Search code examples
prometheusrestoresnapshot

Backup and restore prometheus metrics


So, the case I have is I am deploying a product, I am using prometheus/grafana for metrics. Weird things may happen and I want to get the metrics for investigation. I want to instruct the customer support team on how to get them and hand them over for investigation, but I cannot make it work.

So, following these pages:

I generated the snapshot on the server and it is saved in a directory named XXXXX-XXXX/XXXXX. I copied this file locally.

Out of commodity, I created a docker compose like this:

version: '3.8'
services:
  prometheus:
    image: prom/prometheus:v2.16.0
    restart: always
    volumes:
      - ./prometheus.yml:/etc/prometheus/prometheus.yml
      - ./prometheus/data:/data:rw
    command:
      - '--storage.tsdb.path=/data'
      - '--web.enable-admin-api'
      - '--config.file=/etc/prometheus/prometheus.yml'
    port:
      - 9090:9090

The config file - nothing special, but here it is:

global:
  scrape_interval: 15s
  evaluation_interval: 15s
rule_files:
  # comment
scrape_configs:
  - job_name: prometheus
    static_configs:
      - targets: ['localhost:9090']
  - job_name: app
    scrape_interval: 5s
    static_configs:
      - targets: ['phony-host:port']

This is a dummy config, those hosts do not even exists, is just something to have in there.

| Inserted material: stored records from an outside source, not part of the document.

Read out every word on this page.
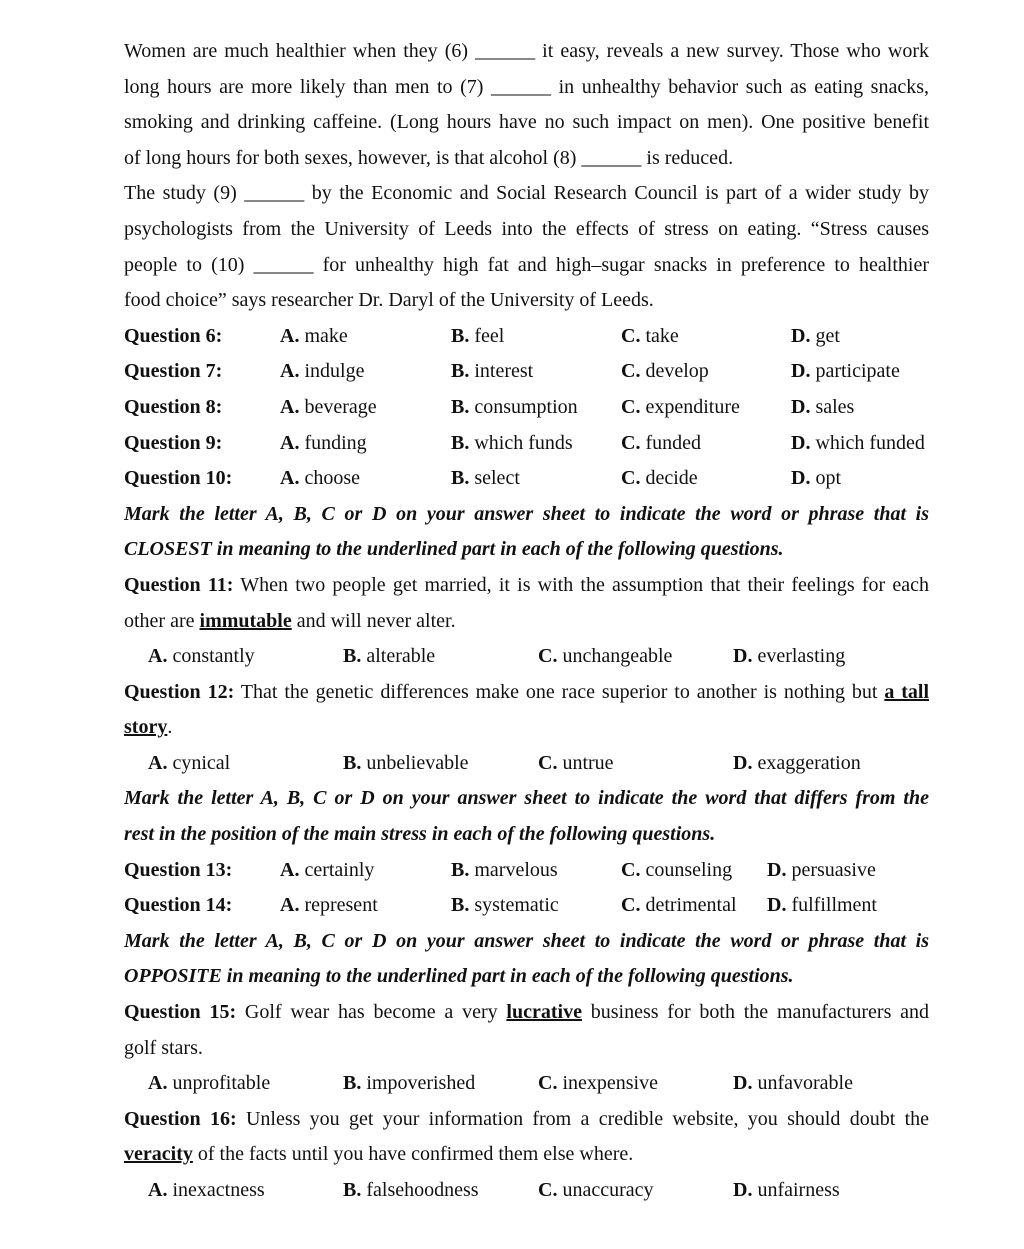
Women are much healthier when they (6) ______ it easy, reveals a new survey. Those who work
long hours are more likely than men to (7) ______ in unhealthy behavior such as eating snacks,
smoking and drinking caffeine. (Long hours have no such impact on men). One positive benefit
of long hours for both sexes, however, is that alcohol (8) ______ is reduced.
The study (9) ______ by the Economic and Social Research Council is part of a wider study by
psychologists from the University of Leeds into the effects of stress on eating. “Stress causes
people to (10) ______ for unhealthy high fat and high–sugar snacks in preference to healthier
food choice” says researcher Dr. Daryl of the University of Leeds.
Question 6:	A. make	B. feel	C. take	D. get
Question 7:	A. indulge	B. interest	C. develop	D. participate
Question 8:	A. beverage	B. consumption C. expenditure	D. sales
Question 9:	A. funding	B. which funds C. funded	D. which funded
Question 10: A. choose	B. select	C. decide	D. opt
Mark the letter A, B, C or D on your answer sheet to indicate the word or phrase that is
CLOSEST in meaning to the underlined part in each of the following questions.
Question 11: When two people get married, it is with the assumption that their feelings for each
other are immutable and will never alter.
A. constantly	B. alterable	C. unchangeable	D. everlasting
Question 12: That the genetic differences make one race superior to another is nothing but a tall
story.
A. cynical	B. unbelievable	C. untrue	D. exaggeration
Mark the letter A, B, C or D on your answer sheet to indicate the word that differs from the
rest in the position of the main stress in each of the following questions.
Question 13: A. certainly	B. marvelous	C. counseling D. persuasive
Question 14: A. represent	B. systematic	C. detrimental D. fulfillment
Mark the letter A, B, C or D on your answer sheet to indicate the word or phrase that is
OPPOSITE in meaning to the underlined part in each of the following questions.
Question 15: Golf wear has become a very lucrative business for both the manufacturers and
golf stars.
A. unprofitable	B. impoverished	C. inexpensive	D. unfavorable
Question 16: Unless you get your information from a credible website, you should doubt the
veracity of the facts until you have confirmed them else where.
A. inexactness	B. falsehoodness	C. unaccuracy	D. unfairness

Now, after I copy the snapshot files in the ./prometheus/data directory and I start the docker (via docker-compose), I can't see any of the metrics I expect to have in the snapshot. Am I doing something wrong? Is there something missing in the config? To be clear, I am not copying the XXX-XXX/XXXX dir, I only copy the files.

Also, few other comments:

  • no errors in prometheus logs;
  • I can see TSDB starting (one line of log);
  • I don't see any reference to the existing snapshot.

Solution

  • Solved. My mistake - and it's true, the documentation is not 100% clear either.

    So, I had the snapshot stored in a directory like {DATA}\{XXXX-XXXX}\{YYYY}. My mistake was I was copying the content of directory {XXXX-XXXX}\{YYYY}. I should have copied the content of directory {XXXX-XXXX}. Did that and it works.

    Also it worth to note the fact that it may take a while to have those metrics visible.